Comme on le voit, le droit à la protection sociale et l’accès aux prestations de services essentiels aux citoyens européens, notamment dans le domaine de la santé seront profondément remis en question: “En permettant l’offre des assurances privées commerciales, sans barrières et sans règles d’intérêt général, l’exclusion et la segmentation vont s’accroître et leur logique risque de déséquilibrer notre modèle social de santé.”

Il ne peut y avoir de libéralisation du commerce des services dans le marché intérieur de l’Union européenne si le projet de directive actuel ne prend pas en compte la spécificité des services non-marchand (hors commerce). Par ailleurs, il est tout à fait inconséquent d’avoir déposé maintenant ce projet de directive alors que la discussion sur les Services d’Intérêt Général (SIG) au niveau européen lancée après la publication d’un Livre Vert devait contribuer à donner aux services d’intérêt général une plus grande sécurité juridique (4).

 

Christian Van Rompaey

 

 

(1) Pour lire le texte complet du projet de directive : http://www.europa.eu.int/comm/internal_market/fr/services/services/index.htm

(2) Lire l’analyse complète de Raoul Jennar sur www.urfig.org

(3) http://www.enmarche.be/Editos/Editos_2004/Grand_marche_europeen_sante.htm 

(4) http://europa.eu.int/eur-lex/fr/com/gpr/2001/com2001_0366fr01.pdf    

 

 

 

Prises de position

La Confédération européenne des syndicats

 

La CES, en général mesurée dans ses prises de position, a fait une déclaration particulièrement ferme :

“…Dans l’état actuel des choses, le projet est totalement in complet, et menace de nuire aux conventions collectives existantes, aux codes de travail nationaux, et au succès du modèle social européen en général. Pour ces raisons, la CES ne peut le soutenir(…)
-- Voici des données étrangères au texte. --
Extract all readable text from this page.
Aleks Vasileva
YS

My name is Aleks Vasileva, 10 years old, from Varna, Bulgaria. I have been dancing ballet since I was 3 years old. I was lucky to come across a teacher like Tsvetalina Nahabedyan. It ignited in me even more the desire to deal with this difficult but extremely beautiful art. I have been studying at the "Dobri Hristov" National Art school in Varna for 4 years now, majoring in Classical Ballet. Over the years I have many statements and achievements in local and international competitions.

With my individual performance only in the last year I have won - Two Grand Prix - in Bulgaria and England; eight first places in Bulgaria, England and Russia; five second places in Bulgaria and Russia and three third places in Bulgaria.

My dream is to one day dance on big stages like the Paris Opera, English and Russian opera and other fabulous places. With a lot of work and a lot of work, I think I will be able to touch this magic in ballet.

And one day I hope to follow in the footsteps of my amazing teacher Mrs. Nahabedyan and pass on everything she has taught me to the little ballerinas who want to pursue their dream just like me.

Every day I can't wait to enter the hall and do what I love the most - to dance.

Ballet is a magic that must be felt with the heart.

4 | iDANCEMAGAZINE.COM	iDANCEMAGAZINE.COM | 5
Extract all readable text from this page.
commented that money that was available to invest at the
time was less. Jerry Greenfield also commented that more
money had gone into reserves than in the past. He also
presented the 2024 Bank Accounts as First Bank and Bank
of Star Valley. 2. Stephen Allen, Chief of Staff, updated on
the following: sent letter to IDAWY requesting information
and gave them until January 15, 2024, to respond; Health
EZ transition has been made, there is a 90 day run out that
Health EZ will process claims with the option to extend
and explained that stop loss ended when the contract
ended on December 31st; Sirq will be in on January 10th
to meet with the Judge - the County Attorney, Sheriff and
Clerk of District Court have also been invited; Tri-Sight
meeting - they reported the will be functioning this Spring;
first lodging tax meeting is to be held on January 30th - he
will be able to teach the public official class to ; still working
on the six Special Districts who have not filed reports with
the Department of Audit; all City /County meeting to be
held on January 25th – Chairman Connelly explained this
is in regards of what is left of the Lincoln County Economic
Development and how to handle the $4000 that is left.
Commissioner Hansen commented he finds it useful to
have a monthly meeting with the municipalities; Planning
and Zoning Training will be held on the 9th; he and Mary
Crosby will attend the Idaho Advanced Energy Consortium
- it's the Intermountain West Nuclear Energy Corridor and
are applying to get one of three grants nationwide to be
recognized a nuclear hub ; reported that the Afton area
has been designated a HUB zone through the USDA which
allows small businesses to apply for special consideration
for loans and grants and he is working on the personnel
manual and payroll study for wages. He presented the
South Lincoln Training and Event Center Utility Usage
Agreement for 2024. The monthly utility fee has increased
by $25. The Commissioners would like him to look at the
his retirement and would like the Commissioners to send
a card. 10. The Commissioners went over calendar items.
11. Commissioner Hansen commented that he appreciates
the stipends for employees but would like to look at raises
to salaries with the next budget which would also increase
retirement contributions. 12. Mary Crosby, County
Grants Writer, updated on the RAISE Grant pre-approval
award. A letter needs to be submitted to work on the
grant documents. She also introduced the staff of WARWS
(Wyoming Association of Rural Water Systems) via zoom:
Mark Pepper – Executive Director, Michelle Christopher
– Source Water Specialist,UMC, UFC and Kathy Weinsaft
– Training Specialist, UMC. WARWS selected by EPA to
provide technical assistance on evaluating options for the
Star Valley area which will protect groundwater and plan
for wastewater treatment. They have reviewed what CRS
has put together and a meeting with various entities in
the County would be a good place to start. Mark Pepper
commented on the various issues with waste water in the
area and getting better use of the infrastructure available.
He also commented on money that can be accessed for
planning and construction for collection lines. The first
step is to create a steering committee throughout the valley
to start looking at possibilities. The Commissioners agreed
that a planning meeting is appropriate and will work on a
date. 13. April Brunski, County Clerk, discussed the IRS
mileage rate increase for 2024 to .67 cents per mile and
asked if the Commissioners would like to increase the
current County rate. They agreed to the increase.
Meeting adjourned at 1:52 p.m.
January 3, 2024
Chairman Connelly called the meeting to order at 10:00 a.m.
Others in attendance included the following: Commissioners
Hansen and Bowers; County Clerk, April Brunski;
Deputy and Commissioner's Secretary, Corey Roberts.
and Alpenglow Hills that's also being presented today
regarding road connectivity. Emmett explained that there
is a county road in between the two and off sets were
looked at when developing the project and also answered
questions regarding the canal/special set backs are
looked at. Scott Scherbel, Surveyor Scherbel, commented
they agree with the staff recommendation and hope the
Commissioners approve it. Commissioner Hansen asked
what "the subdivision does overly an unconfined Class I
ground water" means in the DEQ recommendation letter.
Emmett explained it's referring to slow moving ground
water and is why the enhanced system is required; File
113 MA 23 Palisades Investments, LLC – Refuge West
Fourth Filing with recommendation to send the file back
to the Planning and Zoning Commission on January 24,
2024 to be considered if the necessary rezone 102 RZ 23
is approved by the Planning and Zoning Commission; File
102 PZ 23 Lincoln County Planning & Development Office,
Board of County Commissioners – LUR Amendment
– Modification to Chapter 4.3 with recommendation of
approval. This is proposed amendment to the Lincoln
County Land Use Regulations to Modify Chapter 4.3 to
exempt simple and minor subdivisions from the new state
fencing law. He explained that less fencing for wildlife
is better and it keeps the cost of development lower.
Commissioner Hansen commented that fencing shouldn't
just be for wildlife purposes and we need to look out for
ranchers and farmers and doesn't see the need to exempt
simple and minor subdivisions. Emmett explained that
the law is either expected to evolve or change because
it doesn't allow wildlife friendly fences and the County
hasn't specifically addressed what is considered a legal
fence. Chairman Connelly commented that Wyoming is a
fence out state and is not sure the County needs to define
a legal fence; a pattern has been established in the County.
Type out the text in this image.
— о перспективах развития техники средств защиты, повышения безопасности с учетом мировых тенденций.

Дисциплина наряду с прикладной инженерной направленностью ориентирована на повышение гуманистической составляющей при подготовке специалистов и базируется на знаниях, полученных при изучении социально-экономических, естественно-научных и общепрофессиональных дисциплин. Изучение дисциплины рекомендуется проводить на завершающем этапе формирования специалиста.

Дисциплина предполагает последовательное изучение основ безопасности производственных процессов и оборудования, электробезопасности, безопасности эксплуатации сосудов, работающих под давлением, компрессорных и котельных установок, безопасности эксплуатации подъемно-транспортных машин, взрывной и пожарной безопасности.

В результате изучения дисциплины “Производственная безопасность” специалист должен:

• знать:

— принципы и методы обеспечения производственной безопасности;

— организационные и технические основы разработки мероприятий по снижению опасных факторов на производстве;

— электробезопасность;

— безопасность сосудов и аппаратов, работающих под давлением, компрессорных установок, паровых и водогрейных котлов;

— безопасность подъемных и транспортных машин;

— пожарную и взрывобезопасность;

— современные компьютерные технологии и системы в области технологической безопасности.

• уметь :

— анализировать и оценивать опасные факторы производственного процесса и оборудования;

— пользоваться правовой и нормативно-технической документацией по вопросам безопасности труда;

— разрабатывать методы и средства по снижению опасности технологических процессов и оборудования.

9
La CES constate que la proposition ne distingue pas les différents types de service et leurs objectifs distincts, et par conséquent ne détermine pas clairement les services qu’elle couvrirait. Les syndicats européens ont longtemps réclamé une directive-cadre sur les services d’intérêt général (SIG), couvrant la santé et d’autres services essentiels ou un simple rapport fournisseur-consommateur ne s’applique pas. Selon la Confédération européenne des syndicats, ceux-ci ne peuvent être sujets aux mêmes règles que les services commerciaux tels que la vente au détail ou les promoteurs immobiliers, comme le propose le projet actuel.”

 

Lire le texte complet : www.etuc.org/fr  

 

Le Ministre de la santé publique

 

Les services de santé ne peuvent être considérés comme un service commercial ordinaire sur le marché, affirme le Ministre Rudy Demotte :

“Via le projet de directive sur les services sur le marché intérieur, la Commission européenne veut maintenant considérer également les soins de santé comme un service purement économique sur le marché. Concrètement, cela signifie que des mesures ou des décisions des autorités relatives à des autorisations, des agréments, des établissements, des exigences de qualité, etc. dans le secteur de la santé seront à l’avenir explicitement contrôlées et soumises à un certain nombre de critères économiques tels que l’interdiction de discrimination, la nécessité et la proportionnalité. De ce fait, la marge de manœuvre des États membres dans les soins de santé sera limitée et dépendra de l’interprétation de la Commission et de la Cour. La Commission européenne veut ainsi notamment donner une base juridique aux arrêts de la Cour de Justice.”